Minister for Transport and Minister for Climate, Environment and Communications, Eamon Ryan gave comment to the University Observer regarding the various initiatives put forth by his department in their aims to further develop cycling industry infrastructure nationwide. While much of the citywide facilities are provided by Dublin City Council, the Minister for Transport is responsible for allocating funding and identifying areas where investment is needed. In the short term, Minister Ryan will be providing temporary cycling facilities, while over €70 million is to be divided between counties for various projects, all aimed at developing both rural and urban infrastructure for cyclists. 

His office stated much of their time focused on cyclist safety is divested towards younger road users and school children, with no mention of allocation of funds to higher education “the Department of Transport funds the delivery of CycleRight training through Cycling Ireland, which delivers cycling training to schoolchildren around the country and equips them with the skills to cycle safely.” They have also worked in partnership with the Department of Education to launch the “Safe Routes to Schools Programme earlier this year, which aims to accelerate the delivery of safe walking, scooting, and cycling infrastructure on key access routes to schools.”

Aside from this, Minister Ryan is hoping to introduce legislation to further regulate electric bicycles and scooters, which would see the introduction of upper speed restrictions among other things. While many are quick to criticise this type of transport, Assistant Professor O’Neill argued otherwise “e-scooter and e-bikes are a game changer - you get the speed, you get the extra push, so that you don’t have to be super fit, and it means you can do longer distances.”
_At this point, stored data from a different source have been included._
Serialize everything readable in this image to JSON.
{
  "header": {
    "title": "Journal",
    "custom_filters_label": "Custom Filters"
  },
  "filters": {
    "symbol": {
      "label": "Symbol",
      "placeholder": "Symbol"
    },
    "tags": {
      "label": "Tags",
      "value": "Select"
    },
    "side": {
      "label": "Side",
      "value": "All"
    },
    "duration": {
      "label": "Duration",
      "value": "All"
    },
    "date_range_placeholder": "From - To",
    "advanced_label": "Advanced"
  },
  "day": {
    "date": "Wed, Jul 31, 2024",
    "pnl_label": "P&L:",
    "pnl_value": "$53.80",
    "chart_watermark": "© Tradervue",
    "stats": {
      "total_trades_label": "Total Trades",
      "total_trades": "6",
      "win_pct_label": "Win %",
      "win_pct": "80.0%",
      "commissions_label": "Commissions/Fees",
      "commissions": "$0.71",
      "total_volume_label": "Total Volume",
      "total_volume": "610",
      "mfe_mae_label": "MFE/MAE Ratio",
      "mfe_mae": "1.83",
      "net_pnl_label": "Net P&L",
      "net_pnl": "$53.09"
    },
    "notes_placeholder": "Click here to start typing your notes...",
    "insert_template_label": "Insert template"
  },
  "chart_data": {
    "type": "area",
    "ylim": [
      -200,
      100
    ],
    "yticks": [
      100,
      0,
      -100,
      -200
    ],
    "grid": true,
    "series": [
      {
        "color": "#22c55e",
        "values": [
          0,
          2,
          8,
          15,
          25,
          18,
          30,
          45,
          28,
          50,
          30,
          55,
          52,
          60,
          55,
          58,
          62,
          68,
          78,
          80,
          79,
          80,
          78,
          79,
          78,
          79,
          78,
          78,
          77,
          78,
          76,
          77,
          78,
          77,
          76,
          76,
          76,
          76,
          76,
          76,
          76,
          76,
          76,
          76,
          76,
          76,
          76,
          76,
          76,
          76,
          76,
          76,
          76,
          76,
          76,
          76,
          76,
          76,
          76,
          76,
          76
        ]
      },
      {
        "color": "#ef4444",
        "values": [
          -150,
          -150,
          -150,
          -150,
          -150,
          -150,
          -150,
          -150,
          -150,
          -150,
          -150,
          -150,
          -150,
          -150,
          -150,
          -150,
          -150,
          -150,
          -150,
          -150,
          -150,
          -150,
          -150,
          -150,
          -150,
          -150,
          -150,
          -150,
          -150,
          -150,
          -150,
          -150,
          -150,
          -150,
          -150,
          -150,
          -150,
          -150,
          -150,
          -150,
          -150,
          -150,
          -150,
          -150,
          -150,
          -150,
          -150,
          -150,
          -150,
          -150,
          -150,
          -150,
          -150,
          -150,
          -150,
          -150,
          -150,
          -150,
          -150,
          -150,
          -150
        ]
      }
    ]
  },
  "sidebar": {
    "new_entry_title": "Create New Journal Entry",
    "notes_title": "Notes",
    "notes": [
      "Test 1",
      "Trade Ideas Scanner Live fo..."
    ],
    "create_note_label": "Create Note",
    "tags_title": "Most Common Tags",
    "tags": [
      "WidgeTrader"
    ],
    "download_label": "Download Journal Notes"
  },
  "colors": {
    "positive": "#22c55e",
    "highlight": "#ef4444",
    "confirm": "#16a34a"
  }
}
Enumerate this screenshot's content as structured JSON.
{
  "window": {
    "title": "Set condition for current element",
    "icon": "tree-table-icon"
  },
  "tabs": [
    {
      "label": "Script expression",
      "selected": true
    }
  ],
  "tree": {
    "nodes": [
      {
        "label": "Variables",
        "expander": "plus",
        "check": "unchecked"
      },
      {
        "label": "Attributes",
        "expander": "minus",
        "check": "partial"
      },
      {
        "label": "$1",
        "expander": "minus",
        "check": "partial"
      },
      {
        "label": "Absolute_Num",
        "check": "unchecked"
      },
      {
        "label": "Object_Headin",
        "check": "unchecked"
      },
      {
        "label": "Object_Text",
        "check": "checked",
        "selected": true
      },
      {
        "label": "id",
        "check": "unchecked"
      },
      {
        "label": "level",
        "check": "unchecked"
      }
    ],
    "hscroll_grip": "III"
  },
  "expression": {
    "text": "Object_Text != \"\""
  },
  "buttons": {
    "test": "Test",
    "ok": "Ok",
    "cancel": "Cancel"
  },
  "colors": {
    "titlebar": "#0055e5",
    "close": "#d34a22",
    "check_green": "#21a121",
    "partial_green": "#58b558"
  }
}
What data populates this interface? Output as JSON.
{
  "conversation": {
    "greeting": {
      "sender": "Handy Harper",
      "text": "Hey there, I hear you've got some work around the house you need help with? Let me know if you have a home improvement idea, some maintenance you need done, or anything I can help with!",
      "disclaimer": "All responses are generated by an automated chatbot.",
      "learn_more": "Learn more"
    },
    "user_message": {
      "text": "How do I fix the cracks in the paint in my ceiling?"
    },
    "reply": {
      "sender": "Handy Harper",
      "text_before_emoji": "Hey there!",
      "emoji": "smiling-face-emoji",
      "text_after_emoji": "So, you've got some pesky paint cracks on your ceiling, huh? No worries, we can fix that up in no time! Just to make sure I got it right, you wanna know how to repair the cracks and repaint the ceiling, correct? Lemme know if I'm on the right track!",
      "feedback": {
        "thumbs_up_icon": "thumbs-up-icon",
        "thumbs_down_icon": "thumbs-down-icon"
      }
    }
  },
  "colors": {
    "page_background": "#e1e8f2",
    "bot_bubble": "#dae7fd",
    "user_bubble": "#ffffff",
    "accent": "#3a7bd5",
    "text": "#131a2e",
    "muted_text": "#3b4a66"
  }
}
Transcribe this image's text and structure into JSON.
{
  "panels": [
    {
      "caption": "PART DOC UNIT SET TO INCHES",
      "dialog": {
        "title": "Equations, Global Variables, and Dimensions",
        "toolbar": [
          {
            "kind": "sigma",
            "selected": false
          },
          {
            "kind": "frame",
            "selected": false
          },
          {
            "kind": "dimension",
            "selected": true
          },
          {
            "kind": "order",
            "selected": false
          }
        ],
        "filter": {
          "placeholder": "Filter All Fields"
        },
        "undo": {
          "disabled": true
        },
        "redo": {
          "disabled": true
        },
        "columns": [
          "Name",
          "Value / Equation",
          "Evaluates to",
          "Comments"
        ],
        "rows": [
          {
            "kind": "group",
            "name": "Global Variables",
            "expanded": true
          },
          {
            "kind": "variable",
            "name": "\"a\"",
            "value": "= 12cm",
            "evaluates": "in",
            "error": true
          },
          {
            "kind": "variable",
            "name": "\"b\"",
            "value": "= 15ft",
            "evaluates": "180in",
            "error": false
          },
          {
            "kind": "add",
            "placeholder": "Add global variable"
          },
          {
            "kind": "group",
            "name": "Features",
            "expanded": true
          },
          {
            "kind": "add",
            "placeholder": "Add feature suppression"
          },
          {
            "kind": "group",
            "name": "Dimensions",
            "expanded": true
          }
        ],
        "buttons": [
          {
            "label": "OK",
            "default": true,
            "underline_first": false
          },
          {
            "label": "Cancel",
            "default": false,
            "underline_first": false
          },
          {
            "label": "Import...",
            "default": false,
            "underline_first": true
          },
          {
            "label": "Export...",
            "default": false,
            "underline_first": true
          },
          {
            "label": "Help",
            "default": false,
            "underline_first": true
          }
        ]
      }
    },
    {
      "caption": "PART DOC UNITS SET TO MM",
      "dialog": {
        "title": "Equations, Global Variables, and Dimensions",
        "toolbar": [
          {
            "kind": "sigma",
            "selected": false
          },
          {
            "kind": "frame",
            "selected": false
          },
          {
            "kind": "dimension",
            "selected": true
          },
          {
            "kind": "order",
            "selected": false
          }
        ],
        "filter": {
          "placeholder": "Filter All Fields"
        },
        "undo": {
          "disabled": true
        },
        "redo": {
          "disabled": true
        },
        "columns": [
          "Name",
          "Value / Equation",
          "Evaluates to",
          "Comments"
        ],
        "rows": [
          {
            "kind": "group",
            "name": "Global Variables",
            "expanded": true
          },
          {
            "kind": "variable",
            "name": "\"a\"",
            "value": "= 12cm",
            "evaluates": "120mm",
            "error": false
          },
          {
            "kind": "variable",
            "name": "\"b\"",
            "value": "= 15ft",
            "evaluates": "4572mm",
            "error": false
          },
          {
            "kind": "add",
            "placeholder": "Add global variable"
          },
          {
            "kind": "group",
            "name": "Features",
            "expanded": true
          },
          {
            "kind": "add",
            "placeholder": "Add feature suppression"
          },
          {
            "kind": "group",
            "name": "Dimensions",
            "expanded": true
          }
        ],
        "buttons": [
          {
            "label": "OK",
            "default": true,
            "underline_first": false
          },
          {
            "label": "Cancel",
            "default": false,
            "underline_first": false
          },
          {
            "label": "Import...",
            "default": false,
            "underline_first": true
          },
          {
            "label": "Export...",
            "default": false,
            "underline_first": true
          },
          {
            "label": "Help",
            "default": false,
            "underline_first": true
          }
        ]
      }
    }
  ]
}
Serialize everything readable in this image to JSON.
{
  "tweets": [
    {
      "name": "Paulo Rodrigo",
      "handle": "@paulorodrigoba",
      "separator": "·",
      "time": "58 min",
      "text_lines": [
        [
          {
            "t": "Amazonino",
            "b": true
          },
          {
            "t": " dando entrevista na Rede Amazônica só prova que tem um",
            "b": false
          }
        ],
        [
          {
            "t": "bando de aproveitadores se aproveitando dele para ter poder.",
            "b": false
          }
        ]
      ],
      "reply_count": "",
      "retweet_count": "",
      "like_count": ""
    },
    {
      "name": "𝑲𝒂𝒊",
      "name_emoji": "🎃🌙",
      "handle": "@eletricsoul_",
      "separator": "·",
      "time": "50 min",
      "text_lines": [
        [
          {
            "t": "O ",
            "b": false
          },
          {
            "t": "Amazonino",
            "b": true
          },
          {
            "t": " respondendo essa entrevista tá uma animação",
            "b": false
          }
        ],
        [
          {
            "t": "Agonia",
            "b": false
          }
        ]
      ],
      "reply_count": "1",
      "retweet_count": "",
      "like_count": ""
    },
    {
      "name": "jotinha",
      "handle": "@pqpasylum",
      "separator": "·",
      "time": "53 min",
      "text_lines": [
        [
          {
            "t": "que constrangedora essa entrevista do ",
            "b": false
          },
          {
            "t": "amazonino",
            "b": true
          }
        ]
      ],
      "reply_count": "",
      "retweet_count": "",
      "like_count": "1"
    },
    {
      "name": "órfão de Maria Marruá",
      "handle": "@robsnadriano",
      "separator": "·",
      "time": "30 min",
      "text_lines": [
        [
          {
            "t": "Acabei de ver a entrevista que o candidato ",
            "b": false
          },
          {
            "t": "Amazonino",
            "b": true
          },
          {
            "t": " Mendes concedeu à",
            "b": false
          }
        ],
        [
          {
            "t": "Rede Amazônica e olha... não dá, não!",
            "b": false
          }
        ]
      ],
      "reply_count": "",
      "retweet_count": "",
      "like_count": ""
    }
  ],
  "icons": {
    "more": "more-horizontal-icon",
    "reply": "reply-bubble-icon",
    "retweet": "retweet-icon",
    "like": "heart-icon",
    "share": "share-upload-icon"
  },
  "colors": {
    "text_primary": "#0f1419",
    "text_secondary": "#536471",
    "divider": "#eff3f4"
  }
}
Minister Ryan also spoke to the overall plans in place to make the roads a safer place for all road users. Last year, 10 cyclists lost their lives on the road; which was the highest rate of increased casualties in the EU in a ten year period. 

“Work is nearing conclusion on the new Road Safety Strategy, and it is expected to be published shortly. The Road Safety Authority are responsible for the presentation of the new Road Safety Strategy for Ministerial approval. It will run for the ten-year period 2021 to 2030, a longer period than usual, to align it with the end-date of the EU strategy. The strategy will include a target to halve road deaths between 2021 and 2030 as well as, for the first time, a target to reduce serious injuries by the same amount.”

UCD Estates did not respond to a request for comment at the time of publication.